Equal (impact) speed does not have equal consequences for all road users. The consequences mainly depend on the mass of the colliding vehicles and the extent to which the crash opponents are protected and vulnerable.
Mass
In a collision, difference in mass determines which vehicle absorbs which part of the energy released. The occupants of the lighter vehicle are worse off than those of the heavier vehicle. Mass differences are evident in the case of trucks colliding with cars, but there are also considerable mass differences between cars. The difference between a large SUV and a small city car may easily amount to a factor up to 3.
Protection
Mass differences in a collision between a motor vehicle and an unprotected and therefore vulnerable moped rider, cyclist or pedestrian are of an entirely different order. In that case, mass differences from a factor of 10 (a very light small car) to almost 700 (trucks weighing 50 tons) are involved.

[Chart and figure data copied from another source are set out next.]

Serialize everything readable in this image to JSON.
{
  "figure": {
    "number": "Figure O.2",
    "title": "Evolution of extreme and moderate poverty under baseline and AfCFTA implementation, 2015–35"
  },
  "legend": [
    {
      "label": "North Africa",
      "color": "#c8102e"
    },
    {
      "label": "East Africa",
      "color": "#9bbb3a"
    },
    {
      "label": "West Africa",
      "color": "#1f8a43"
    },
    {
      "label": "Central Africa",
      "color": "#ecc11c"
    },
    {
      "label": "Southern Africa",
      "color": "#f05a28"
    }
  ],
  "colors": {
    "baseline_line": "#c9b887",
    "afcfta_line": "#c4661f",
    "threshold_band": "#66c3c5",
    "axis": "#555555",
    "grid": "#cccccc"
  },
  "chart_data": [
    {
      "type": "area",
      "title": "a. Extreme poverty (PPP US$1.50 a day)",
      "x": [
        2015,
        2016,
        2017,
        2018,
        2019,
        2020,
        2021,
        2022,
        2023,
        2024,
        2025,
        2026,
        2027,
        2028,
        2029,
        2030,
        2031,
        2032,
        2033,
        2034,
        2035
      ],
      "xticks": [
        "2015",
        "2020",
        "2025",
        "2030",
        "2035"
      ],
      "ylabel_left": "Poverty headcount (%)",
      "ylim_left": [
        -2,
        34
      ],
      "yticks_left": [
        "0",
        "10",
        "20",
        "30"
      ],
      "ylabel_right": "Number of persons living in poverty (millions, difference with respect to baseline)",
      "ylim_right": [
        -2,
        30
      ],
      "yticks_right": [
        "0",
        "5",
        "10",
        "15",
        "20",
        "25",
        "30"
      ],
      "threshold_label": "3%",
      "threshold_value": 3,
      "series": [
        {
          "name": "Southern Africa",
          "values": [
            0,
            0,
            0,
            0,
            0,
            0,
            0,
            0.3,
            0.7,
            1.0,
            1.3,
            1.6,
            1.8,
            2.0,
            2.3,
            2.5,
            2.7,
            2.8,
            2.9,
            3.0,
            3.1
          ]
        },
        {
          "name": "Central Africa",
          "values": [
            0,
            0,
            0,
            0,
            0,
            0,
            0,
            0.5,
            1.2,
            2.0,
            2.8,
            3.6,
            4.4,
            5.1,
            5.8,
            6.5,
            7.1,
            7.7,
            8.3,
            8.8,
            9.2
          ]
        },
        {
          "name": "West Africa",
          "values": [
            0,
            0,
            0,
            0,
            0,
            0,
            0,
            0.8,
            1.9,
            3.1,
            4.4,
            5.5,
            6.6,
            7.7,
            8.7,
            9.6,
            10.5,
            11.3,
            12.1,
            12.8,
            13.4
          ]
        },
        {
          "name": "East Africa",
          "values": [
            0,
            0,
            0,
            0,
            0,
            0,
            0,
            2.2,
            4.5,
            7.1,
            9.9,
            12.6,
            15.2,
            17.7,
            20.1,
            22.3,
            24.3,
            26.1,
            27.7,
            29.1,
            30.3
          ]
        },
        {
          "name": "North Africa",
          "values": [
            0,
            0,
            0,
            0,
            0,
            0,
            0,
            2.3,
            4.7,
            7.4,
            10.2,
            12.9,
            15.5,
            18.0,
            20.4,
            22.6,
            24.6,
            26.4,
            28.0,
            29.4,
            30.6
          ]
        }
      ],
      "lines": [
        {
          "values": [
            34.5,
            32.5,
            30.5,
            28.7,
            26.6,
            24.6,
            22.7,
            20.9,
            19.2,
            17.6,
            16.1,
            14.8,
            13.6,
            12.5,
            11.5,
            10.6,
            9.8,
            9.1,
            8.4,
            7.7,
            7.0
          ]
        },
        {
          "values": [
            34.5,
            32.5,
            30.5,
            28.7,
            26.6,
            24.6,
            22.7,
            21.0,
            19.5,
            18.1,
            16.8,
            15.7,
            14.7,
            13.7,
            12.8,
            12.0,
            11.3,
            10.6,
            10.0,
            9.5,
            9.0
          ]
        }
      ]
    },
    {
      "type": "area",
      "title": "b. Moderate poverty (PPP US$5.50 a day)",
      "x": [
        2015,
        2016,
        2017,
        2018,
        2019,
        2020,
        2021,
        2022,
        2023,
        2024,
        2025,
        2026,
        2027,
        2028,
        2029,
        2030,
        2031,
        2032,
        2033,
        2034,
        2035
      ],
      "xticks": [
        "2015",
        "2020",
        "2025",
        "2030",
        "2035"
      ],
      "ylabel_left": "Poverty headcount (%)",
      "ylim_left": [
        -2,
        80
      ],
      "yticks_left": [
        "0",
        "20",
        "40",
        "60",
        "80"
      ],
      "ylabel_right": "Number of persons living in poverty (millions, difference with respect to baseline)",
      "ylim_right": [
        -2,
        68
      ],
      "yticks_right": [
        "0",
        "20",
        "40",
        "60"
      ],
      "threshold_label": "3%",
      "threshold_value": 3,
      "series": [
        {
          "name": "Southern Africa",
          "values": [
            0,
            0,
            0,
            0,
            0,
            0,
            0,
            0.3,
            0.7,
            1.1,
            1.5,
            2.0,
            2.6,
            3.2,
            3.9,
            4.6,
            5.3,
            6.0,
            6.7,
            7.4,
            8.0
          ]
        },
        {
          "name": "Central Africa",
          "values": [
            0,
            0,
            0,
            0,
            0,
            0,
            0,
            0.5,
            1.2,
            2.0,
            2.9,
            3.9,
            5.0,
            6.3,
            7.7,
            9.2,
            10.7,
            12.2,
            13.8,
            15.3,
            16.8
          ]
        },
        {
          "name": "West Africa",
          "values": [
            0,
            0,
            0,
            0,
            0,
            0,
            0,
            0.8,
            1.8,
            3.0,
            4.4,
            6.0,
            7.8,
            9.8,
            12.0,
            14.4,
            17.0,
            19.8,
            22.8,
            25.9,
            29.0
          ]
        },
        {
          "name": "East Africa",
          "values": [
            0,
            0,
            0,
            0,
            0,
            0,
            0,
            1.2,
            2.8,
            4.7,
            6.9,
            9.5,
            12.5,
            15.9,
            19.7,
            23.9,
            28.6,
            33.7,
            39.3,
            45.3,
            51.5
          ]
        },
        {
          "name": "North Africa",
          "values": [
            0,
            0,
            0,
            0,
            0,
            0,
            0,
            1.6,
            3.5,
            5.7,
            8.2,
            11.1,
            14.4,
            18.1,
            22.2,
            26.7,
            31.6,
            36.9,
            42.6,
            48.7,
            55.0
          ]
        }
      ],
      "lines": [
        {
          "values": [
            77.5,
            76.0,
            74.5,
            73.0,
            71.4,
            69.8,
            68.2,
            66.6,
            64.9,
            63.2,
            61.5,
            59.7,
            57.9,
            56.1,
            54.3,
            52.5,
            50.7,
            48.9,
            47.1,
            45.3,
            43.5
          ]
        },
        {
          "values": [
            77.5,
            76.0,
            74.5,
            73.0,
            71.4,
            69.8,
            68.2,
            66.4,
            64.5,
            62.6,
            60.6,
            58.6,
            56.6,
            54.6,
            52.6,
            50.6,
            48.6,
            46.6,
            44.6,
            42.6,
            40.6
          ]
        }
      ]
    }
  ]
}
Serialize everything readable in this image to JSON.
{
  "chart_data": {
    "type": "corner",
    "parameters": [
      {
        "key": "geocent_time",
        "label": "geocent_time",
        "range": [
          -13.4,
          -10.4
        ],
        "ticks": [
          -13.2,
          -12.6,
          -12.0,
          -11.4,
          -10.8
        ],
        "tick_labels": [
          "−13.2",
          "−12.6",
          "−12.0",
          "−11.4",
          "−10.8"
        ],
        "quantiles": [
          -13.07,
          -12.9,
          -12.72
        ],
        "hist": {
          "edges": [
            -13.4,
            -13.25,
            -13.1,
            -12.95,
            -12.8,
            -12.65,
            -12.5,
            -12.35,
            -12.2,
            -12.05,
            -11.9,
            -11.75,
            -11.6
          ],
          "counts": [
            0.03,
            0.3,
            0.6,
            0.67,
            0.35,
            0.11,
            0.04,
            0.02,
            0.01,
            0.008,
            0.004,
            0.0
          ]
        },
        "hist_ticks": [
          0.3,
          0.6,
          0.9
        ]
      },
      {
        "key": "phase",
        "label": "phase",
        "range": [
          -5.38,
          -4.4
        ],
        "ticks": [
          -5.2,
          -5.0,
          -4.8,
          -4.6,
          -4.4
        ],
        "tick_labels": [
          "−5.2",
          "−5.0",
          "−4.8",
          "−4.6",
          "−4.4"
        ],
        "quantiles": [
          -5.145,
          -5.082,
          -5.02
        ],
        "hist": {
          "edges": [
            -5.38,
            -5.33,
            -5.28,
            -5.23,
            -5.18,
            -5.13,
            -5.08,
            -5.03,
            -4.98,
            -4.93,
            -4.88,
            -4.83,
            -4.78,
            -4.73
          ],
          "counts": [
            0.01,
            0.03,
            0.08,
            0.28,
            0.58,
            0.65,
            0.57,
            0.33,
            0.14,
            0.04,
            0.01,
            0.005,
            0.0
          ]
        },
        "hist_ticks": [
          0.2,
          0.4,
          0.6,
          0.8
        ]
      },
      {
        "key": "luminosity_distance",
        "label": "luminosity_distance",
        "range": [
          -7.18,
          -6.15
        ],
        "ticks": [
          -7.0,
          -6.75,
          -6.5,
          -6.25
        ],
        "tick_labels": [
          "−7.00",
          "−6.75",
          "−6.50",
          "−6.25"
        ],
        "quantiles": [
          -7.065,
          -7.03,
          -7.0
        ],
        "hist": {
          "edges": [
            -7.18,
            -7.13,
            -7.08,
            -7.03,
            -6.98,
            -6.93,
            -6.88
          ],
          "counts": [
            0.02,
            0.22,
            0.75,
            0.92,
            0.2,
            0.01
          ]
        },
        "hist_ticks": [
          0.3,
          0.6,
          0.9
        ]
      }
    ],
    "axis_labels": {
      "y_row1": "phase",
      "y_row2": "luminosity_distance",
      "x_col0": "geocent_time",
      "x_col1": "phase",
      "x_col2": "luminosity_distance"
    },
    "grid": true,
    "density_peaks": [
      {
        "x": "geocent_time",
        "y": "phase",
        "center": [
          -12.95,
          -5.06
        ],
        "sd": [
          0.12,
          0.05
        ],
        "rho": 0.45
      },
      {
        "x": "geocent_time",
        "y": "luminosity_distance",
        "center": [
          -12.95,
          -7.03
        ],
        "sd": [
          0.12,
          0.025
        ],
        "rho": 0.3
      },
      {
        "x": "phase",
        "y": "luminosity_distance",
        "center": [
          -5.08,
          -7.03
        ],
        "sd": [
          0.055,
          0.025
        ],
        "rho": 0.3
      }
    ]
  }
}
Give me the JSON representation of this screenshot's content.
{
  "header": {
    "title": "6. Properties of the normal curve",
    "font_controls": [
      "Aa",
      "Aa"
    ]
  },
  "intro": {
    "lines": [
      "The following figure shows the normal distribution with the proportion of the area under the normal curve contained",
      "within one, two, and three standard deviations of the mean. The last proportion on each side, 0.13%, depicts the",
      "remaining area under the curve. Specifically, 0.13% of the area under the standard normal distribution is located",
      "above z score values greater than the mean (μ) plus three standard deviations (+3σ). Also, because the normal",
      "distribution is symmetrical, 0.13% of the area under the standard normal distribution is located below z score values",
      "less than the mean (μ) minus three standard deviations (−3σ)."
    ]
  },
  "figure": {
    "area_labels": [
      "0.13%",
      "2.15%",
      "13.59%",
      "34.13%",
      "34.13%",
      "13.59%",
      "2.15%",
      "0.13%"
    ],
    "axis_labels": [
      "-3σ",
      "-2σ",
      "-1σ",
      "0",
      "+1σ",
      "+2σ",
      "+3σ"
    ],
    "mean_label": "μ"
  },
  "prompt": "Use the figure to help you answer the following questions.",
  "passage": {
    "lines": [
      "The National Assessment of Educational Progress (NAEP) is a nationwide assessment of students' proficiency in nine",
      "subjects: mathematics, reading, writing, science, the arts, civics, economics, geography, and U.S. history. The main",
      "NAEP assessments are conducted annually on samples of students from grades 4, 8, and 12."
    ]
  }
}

For vulnerable road users, chances of survival decrease dramatically as (impact) speed increases (Figure 4). An overview of several studies [22] shows that, in a collision with a car, more than 95% of pedestrians survive at an impact speed of 30 km/h; 85% survive at an impact speed of 50 km/h, about 40% at an impact speed of 80 km/h, and only a few at an impact speed of 100 km/h.
Figure 4. The relationship between impact speed and pedestrian death rate in a collision with a passenger car (Source: [22] ).
Vulnerability
Older road users are physically more vulnerable than younger road users. If impact speed is equal, they have a significantly smaller chance of surviving a collision (see Figure 5; Davis, 2001; in [22] ).
Figure 5. The relationship between impact speed and pedestrian death rate for different age groups when colliding with a passenger car (Davis, 2001; in [22] ).